Os adjetivos inúteis

Uma das peculiaridades do Brasil, além da inevitável jaboticaba, é que aqui nem o governo e nem a oposição sabem exatamente o que significa ser oposição, e qual o seu verdadeiro papel institucional num regime democrático.

A “soi disant” oposição, formada basicamente pelo PSDB, o DEM e o PPS, passou quatro e depois mais quatro anos brincando de esconde-esconde com as suas próprias convicções, se é que tinha algumas, e até mesmo com as suas próprias realizações, como se se envergonhasse de ter eliminado a inflação, de ter privatizado velhos e ineficientes elefantes brancos, de ter saneado o sistema bancário, de ter estabelecido regras civilizadas de responsabilidade fiscal – enfim, de ter plantado as sementes de uma estabilidade econômica sólida e sustentável e com ela os fundamentos para a modernização do País.

Deixando-se acuar covardemente pela avassaladora popularidade do presidente da República, a oposição, nas duas tentativas que fez de substitui-lo no governo, se acomodou à agenda que interessava a ele e ao seu partido, de tal forma que, em 2006, seu candidato, Geraldo Alckmin, não se constrangeu em usar um macacão cheio de logotipos de estatais para mostrar que não pretendia privatizá-las, e na tentativa deste ano José Serra chegou a ensaiar um anódino pós-lulismo, colocando a imagem do presidente em seu horário eleitoral. Além disso, encaixou o golpe da propaganda governista que transformou as concessões de exploração de petróleo em privatizações, e acabou tentando devolver ao governo a acusação de “privatizador”, transformando esquizofrenicamente uma virtude em pecado.

Essa é a parte que cabe à oposição.

No que diz respeito ao governo, o presidente Lula não se cansou de maltratar a oposição durante a campanha eleitoral, chegando quase a lhe negar a legitimidade, ao chamá-la de “turma do contra”, ao pedir a “extirpação” de um dos partidos que a compõem, e a chamar o futuro governador eleito de São Paulo de “aquele sujeito”, entre outras delicadezas.

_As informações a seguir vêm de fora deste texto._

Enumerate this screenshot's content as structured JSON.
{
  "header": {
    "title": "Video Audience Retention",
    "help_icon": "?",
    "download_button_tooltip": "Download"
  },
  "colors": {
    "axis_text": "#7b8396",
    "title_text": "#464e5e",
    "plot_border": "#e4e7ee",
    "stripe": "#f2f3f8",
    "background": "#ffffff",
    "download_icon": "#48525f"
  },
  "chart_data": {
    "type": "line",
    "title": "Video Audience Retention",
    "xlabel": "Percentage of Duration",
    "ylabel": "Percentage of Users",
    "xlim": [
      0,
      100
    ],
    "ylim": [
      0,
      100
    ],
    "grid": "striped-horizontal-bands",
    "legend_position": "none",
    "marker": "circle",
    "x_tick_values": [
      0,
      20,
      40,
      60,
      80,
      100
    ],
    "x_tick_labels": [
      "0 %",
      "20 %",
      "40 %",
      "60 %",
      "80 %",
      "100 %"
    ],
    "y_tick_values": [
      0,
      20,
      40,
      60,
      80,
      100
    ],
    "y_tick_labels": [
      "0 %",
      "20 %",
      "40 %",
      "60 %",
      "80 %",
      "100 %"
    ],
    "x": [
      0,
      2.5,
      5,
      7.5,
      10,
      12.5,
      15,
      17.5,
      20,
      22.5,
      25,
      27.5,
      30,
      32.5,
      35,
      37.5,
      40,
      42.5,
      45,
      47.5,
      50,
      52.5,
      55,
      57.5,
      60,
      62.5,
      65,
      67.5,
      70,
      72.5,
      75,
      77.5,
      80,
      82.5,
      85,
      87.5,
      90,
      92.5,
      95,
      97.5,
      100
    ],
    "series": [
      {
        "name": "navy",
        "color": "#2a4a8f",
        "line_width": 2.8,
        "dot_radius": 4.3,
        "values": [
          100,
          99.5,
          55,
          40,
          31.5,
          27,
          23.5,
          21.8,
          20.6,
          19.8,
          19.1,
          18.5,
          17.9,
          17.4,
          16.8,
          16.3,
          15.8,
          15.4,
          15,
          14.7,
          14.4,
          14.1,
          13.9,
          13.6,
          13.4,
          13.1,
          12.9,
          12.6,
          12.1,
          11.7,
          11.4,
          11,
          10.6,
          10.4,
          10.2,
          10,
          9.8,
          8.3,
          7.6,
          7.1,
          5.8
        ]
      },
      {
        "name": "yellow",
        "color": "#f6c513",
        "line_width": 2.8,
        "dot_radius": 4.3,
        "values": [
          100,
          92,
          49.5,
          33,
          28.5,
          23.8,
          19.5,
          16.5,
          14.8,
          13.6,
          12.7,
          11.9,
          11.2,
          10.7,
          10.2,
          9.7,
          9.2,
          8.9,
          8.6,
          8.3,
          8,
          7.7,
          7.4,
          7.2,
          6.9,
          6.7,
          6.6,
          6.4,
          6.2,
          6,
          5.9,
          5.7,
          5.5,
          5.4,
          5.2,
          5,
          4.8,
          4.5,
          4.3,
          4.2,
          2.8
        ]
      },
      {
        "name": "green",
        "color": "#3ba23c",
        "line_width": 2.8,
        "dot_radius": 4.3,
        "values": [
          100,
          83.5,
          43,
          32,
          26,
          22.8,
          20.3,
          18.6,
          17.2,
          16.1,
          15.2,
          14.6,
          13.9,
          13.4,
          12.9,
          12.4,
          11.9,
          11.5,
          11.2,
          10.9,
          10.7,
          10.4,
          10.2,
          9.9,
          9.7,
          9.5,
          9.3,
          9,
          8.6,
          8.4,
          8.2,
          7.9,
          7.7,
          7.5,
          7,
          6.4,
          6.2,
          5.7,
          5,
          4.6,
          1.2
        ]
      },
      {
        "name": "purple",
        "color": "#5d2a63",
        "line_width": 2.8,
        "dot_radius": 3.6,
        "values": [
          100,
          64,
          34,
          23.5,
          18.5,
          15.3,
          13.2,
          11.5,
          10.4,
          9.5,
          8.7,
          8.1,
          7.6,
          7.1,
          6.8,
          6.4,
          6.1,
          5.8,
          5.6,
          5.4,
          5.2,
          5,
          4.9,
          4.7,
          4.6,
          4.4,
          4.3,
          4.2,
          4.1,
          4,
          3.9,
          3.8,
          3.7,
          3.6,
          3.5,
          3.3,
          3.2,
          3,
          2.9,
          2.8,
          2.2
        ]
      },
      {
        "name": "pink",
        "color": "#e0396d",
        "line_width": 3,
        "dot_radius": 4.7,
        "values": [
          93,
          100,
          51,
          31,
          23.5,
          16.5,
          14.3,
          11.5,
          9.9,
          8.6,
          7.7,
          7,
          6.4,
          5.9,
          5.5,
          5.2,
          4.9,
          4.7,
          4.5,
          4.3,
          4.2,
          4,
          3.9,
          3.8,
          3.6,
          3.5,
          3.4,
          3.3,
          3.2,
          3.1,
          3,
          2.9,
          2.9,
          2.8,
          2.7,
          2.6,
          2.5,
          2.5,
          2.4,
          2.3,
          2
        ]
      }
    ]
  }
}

No dia em que a presidente eleita, ao lado dele, deu a sua primeira entrevista coletiva – por sinal tranqüila, ponderada e civilizada, muito longe dos arranques quase apopléticos da campanha eleitoral – Lula não perdeu a chance de reiterar a sua estranha forma de encarar o papel da oposição numa democracia. Ele pediu para ela um tratamento melhor daquele que deram a ele durante os oitos anos de seu governo. Pela estranha noção de democracia do presidente, considerando aquilo que de fato aconteceu durante os oito anos, só a unanimidade lhe serve.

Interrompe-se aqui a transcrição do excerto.